Saturday 2 March 2013


Our dignity and heritage are at stake if we believe them

I am not an addicted reader, not because I don’t like reading, but because I seldom have free access to books that interest me; books that contain stories of my origin, my history and my heritage. Perhaps because I am from Africa, where most of the books that are sold in local bookstores tell foreign stories and the few that contain my historical stories are mostly written by foreigners that know less or nothing about them. It is not as if I was lazy or I couldn't understand the literal composition of those books, but I chose not to read them because I am aware of the consequential gravity of subscribing to stories of me written by other people. I should be cleverly doubtful of those stories, because it seems too abnormal to me, why an outsider could be telling an inside story to an insider, it is never logical. Because if such stories are not manipulated, contorted, and twisted to the writer’s self-interest, it would practically be the presentation of an image seen through an opaque glass or I should say the portrayal of illusory. Anecdotally, I believe there are motives behind such illusive storytelling; part of their motives I can sense, is that they have inherently enjoy misrepresenting and stereotyping Africa for most of the flaws that were actually spawned by them or their ancestors. 
Chimamanda; a prowess novelist from Nigeria said in one of her eloquent and never-boring presentations that the detriment of our grossly twisted stories is not only limited to the consequence of stereotype and imperialism, the loss of dignity, heritage and historical legacy but it is more detrimentally harmful when those twisted stories are inherited by successive posterity. She might be right or wrong, or there might be some analogical fallacy in the way I interpreted her voice. I've gotten some insistent reasons that convince me that our dignity is at stake just like our heritage is, especially when I remember where I grew up, where elite are those that their four years old kids can speak fluent English and not their mother tongue.
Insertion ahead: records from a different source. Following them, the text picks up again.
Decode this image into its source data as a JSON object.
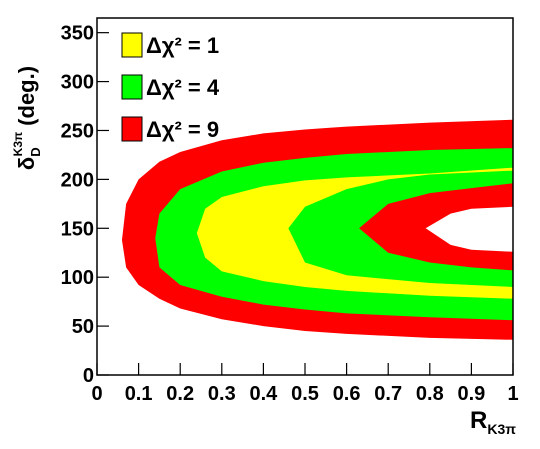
{
  "chart_data": {
    "type": "contour",
    "x_label": {
      "symbol": "R",
      "sub": "K3π"
    },
    "y_label": {
      "symbol": "δ",
      "sub": "D",
      "sup": "K3π",
      "unit": "(deg.)"
    },
    "xlim": [
      0,
      1
    ],
    "xticks": [
      0,
      0.1,
      0.2,
      0.3,
      0.4,
      0.5,
      0.6,
      0.7,
      0.8,
      0.9,
      1
    ],
    "ylim": [
      0,
      365
    ],
    "yticks": [
      0,
      50,
      100,
      150,
      200,
      250,
      300,
      350
    ],
    "legend": "top-left",
    "series": [
      {
        "name": "Δχ² = 9",
        "color": "#ff0000",
        "outer": {
          "x": [
            0.06,
            0.07,
            0.1,
            0.15,
            0.2,
            0.3,
            0.4,
            0.5,
            0.6,
            0.8,
            1,
            1,
            0.8,
            0.6,
            0.5,
            0.4,
            0.3,
            0.2,
            0.15,
            0.1,
            0.07
          ],
          "y": [
            138,
            175,
            200,
            218,
            228,
            240,
            247,
            251,
            254,
            258,
            261,
            36,
            38,
            42,
            45,
            50,
            57,
            68,
            78,
            92,
            110
          ]
        },
        "inner": {
          "x": [
            0.79,
            0.85,
            0.9,
            1,
            1,
            0.9,
            0.85
          ],
          "y": [
            150,
            165,
            170,
            172,
            126,
            128,
            133
          ]
        }
      },
      {
        "name": "Δχ² = 4",
        "color": "#00ff00",
        "outer": {
          "x": [
            0.14,
            0.15,
            0.2,
            0.3,
            0.4,
            0.5,
            0.6,
            0.8,
            1,
            1,
            0.8,
            0.6,
            0.5,
            0.4,
            0.3,
            0.2,
            0.15
          ],
          "y": [
            140,
            165,
            190,
            208,
            217,
            222,
            226,
            230,
            232,
            56,
            59,
            63,
            67,
            72,
            80,
            92,
            110
          ]
        },
        "inner": {
          "x": [
            0.63,
            0.7,
            0.8,
            0.9,
            1,
            1,
            0.9,
            0.8,
            0.7
          ],
          "y": [
            150,
            175,
            186,
            191,
            196,
            107,
            110,
            115,
            125
          ]
        }
      },
      {
        "name": "Δχ² = 1",
        "color": "#ffff00",
        "outer": {
          "x": [
            0.24,
            0.26,
            0.3,
            0.4,
            0.5,
            0.6,
            0.8,
            1,
            1,
            0.8,
            0.6,
            0.5,
            0.4,
            0.3,
            0.26
          ],
          "y": [
            145,
            170,
            182,
            193,
            199,
            202,
            206,
            212,
            78,
            81,
            86,
            90,
            96,
            106,
            120
          ]
        },
        "inner": {
          "x": [
            0.46,
            0.5,
            0.6,
            0.7,
            0.8,
            1,
            1,
            0.8,
            0.6,
            0.5
          ],
          "y": [
            150,
            172,
            190,
            200,
            205,
            209,
            90,
            94,
            102,
            115
          ]
        }
      }
    ]
  }
}
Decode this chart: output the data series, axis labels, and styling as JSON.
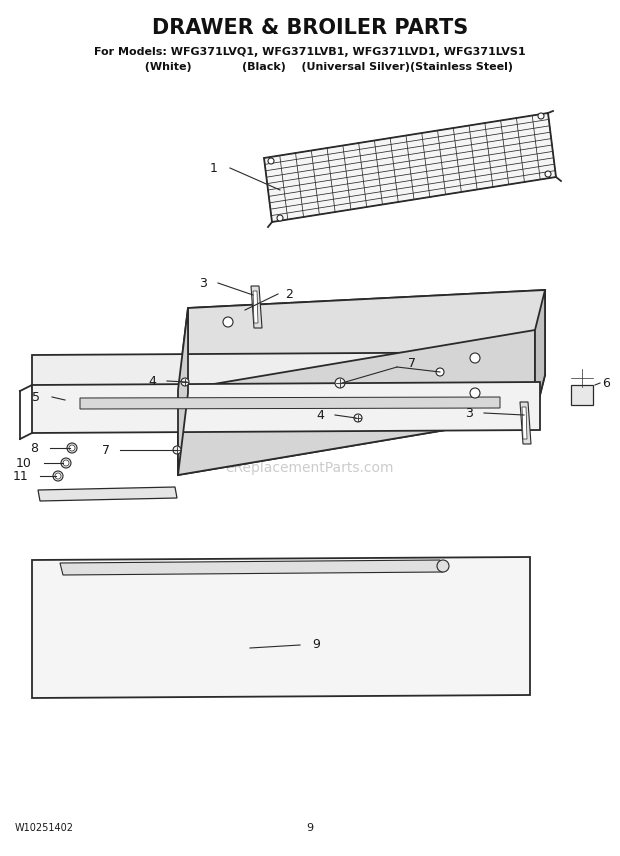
{
  "title": "DRAWER & BROILER PARTS",
  "subtitle_line1": "For Models: WFG371LVQ1, WFG371LVB1, WFG371LVD1, WFG371LVS1",
  "subtitle_line2": "          (White)             (Black)    (Universal Silver)(Stainless Steel)",
  "footer_left": "W10251402",
  "footer_center": "9",
  "background_color": "#ffffff",
  "line_color": "#2a2a2a",
  "label_color": "#1a1a1a",
  "watermark_color": "#cccccc",
  "watermark_text": "eReplacementParts.com",
  "figsize": [
    6.2,
    8.56
  ],
  "dpi": 100
}
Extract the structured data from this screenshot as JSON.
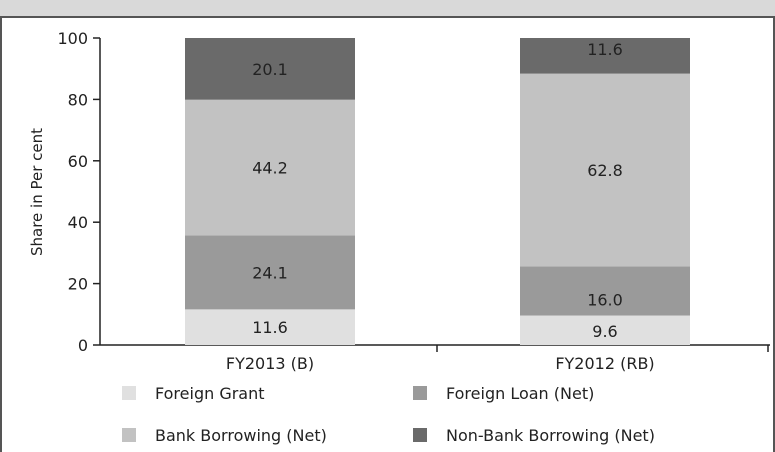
{
  "chart_data": {
    "type": "bar",
    "stacked": true,
    "categories": [
      "FY2013 (B)",
      "FY2012 (RB)"
    ],
    "series": [
      {
        "name": "Foreign Grant",
        "values": [
          11.6,
          9.6
        ],
        "color": "#e0e0e0"
      },
      {
        "name": "Foreign Loan (Net)",
        "values": [
          24.1,
          16.0
        ],
        "color": "#9a9a9a"
      },
      {
        "name": "Bank Borrowing (Net)",
        "values": [
          44.2,
          62.8
        ],
        "color": "#c2c2c2"
      },
      {
        "name": "Non-Bank Borrowing (Net)",
        "values": [
          20.1,
          11.6
        ],
        "color": "#6a6a6a"
      }
    ],
    "ylabel": "Share in Per cent",
    "ylim": [
      0,
      100
    ],
    "yticks": [
      0,
      20,
      40,
      60,
      80,
      100
    ],
    "grid": false,
    "legend_position": "bottom"
  }
}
This is part of what mystify me if the shameless sagging our girls roam with is actually an African thing or as if the popular doggy bling-bling jewelry in the necks of our youths is really an African male fashion. I am not also sure of how we should combat the cultural inferiority constantly battling with the African originality in our entire social and societal atmosphere. The kind of inferiority and unoriginality that made Akin; my Facebook friend wrote his name as (Her-kin), purposefully to get international friends. If it is not inferiority, maybe Her-kin (Akin) is just subscribing to the over-colorized globalization and westernization. As if any of the duo can beneficially reduce the price of bread in his local market; that is if they are not actually the cause of the hike. Maybe it’s futile to complain about cultural imperialism at this moment when the unitary aim of the entire world is to globalize. Because I can remember how I disappointed a black friend of mine that annoyed me for cheerfully greeting with “Whats up Nigger?”, “You are not in vogue” so, he responded. To him, Nigger is of course not offensive, because that is what they call black people in American movies, and the more effects those Hollywood characters have on your socialization is what determine your modernization. Maybe our gullibility to their stories of us is truly part of our culture, because people in Japan, Thailand, China and Malaysia do watch Hollywood too and they still value their cultures more than their surnames.